В прихожей зазвонил телефон. Ева посмотрела на часы. Половина одиннадцатого. Сердце застучало. Она выскочила из комнаты и добежала до аппарата прежде матери. Это действительно был Юрген.
– Добрый вечер, Ева.
– Добрый вечер. Поздновато для звонка. – Она постаралась, чтобы это прозвучало прохладно, небрежно. Но вышло хрипло.
– У тебя все хорошо?
Ева молчала.
– Извини. Прости меня, пожалуйста. Но ведь это на всю жизнь.
– Я в курсе.
Они помолчали, потом Юрген спросил:
– Пойдем завтра в кино?
– У меня нет времени. Надо подготовиться к работе.
– К работе? Новый заказ?
– Долгая история. Я должна позаботиться о себе. Нельзя же вечно висеть камнем на шее у родителей. Нужно зарабатывать деньги.
– Я заеду за тобой завтра в семь.
Голос звучал строго. Ева положила трубку. Аннегрета, что-то жуя, вышла из кухни со свежим темным пятном на светлом халате и вопросительно посмотрела на Еву. Та в забавном отчаянии пожала плечами, но улыбнулась.
– Вот видишь, карты не врут, – сказала сестра.
На следующее утро Давид Миллер без поручения прокуратуры, без какого-либо официального разрешения, арендовав на целое месячное жалованье автомобиль, выехал на юг. Он ехал в Хемминген под Штутгартом. Там, согласно данным Ведомства правопорядка, проживал один из главных подсудимых, начальник политического отдела лагеря, чудовище. Давид прочитал все протоколы допросов и обвинения, имеющие к нему отношение, и классифицировал их. Если хоть малая часть прочитанного им являлась правдой, то этот сотрудник торговой фирмы не способен ни на какое человеческое чувство. Уже несколько дней прокуратура пыталась по телефону дозвониться до него. Тщетно. И это накануне процесса.
Давид мчался по заснеженной Южной Германии и чувствовал, что боится не зря, что подсудимый скрылся. Он ехал по полосе обгона, ехал слишком быстро. Ландшафт, холмы, леса, хутора по обе стороны трассы проносились мимо и по сравнению с канадскими просторами казались игрушечными. Один раз его занесло, и пришлось резко затормозить. Он заставил себя снизить скорость. «Если я сейчас разобьюсь на гитлеровском автобане, что ж, в этом будет известная ирония», – подумал он и улыбнулся.

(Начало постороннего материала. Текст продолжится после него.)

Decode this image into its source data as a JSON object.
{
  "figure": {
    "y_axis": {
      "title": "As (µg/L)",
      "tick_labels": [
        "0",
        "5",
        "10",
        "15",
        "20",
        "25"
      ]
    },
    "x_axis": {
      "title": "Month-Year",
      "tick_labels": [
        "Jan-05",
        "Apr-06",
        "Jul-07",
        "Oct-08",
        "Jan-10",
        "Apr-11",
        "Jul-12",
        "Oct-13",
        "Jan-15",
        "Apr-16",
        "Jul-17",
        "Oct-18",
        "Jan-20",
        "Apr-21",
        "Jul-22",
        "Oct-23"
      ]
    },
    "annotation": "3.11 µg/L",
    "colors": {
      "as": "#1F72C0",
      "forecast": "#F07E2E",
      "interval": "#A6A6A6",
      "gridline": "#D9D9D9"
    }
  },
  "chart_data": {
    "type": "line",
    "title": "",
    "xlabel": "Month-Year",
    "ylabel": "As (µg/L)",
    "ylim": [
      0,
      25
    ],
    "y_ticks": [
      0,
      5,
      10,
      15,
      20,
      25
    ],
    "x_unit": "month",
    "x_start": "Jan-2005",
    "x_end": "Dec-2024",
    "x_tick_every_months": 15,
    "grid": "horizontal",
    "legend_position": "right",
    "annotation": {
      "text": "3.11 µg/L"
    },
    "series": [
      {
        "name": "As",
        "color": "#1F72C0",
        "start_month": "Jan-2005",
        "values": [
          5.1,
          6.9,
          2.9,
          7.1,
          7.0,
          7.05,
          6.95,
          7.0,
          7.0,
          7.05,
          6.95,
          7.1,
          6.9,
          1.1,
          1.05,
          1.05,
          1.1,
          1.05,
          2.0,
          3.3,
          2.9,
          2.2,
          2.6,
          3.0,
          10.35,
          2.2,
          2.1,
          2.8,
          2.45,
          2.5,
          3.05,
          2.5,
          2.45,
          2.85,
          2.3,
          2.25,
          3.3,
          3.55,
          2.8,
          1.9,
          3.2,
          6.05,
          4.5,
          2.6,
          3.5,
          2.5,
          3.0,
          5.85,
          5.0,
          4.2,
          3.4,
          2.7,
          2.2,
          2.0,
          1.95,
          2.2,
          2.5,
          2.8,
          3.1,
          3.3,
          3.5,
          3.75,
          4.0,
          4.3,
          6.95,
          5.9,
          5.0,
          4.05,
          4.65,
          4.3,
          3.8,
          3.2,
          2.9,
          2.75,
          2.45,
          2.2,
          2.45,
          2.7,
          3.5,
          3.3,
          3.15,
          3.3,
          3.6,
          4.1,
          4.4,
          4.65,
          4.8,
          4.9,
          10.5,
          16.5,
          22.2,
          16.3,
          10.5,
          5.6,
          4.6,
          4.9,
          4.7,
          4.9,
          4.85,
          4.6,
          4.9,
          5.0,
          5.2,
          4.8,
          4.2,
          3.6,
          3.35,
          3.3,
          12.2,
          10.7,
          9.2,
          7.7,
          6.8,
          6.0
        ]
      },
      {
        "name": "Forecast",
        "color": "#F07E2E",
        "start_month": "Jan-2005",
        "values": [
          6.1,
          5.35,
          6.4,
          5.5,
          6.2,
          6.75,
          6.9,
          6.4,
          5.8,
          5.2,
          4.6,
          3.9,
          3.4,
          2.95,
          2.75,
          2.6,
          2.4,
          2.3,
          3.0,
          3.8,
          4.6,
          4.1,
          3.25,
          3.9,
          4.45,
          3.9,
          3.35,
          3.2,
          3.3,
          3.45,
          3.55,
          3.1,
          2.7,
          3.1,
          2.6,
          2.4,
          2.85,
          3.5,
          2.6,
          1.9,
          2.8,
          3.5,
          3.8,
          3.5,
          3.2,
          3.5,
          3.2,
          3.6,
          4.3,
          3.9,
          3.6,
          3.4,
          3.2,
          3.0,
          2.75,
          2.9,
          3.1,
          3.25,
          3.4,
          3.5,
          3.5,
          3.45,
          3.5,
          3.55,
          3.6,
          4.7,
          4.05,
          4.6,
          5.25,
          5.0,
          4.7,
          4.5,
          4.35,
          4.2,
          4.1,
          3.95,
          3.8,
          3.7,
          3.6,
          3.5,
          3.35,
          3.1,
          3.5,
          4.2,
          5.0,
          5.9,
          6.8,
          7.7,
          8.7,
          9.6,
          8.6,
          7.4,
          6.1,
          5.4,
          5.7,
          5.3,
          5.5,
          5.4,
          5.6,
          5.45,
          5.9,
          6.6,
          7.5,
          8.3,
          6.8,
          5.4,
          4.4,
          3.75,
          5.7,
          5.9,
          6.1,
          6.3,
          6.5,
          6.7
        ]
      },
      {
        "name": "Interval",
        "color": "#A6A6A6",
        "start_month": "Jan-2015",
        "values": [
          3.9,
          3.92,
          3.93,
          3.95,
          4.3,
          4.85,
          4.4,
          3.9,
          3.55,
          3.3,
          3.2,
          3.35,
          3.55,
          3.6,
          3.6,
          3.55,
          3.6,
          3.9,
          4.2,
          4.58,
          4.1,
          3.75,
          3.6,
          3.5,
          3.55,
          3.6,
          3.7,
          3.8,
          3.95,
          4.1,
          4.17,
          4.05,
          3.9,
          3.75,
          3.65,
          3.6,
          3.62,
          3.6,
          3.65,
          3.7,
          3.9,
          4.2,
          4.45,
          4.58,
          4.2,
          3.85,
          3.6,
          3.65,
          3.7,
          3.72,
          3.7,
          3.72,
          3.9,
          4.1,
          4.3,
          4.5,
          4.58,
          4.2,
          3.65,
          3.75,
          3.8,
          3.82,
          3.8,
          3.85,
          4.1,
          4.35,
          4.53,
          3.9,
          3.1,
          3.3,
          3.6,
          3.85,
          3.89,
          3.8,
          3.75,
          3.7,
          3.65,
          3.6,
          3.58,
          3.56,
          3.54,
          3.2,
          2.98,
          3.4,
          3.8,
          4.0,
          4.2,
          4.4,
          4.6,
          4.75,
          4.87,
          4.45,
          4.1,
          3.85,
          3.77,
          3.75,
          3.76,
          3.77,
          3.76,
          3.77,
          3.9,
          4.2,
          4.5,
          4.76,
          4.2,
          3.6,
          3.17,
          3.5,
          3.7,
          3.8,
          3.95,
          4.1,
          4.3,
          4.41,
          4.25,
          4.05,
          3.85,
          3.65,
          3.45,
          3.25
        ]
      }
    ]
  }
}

Давид хотел объехать Гейдельберг, но очутился в самом центре города и запутался в лабиринте улиц. Он трижды проехал по мосту и, словно в страшном сне, увидел, как перед ним опять вырастает мощный замок, в то время как он полагал, что едет в правильном направлении. Давид не нашел в дорожном атласе карты города, выругался и хотел уже сдаться этому немецкому городу, но тут на светофоре увидел перед собой машину с французскими номерами. Он поехал за этой неизвестной машиной в надежде, что она выведет его из города. И план удался, после часа бессмысленных плутаний он опять оказался в окружении лесов и полей.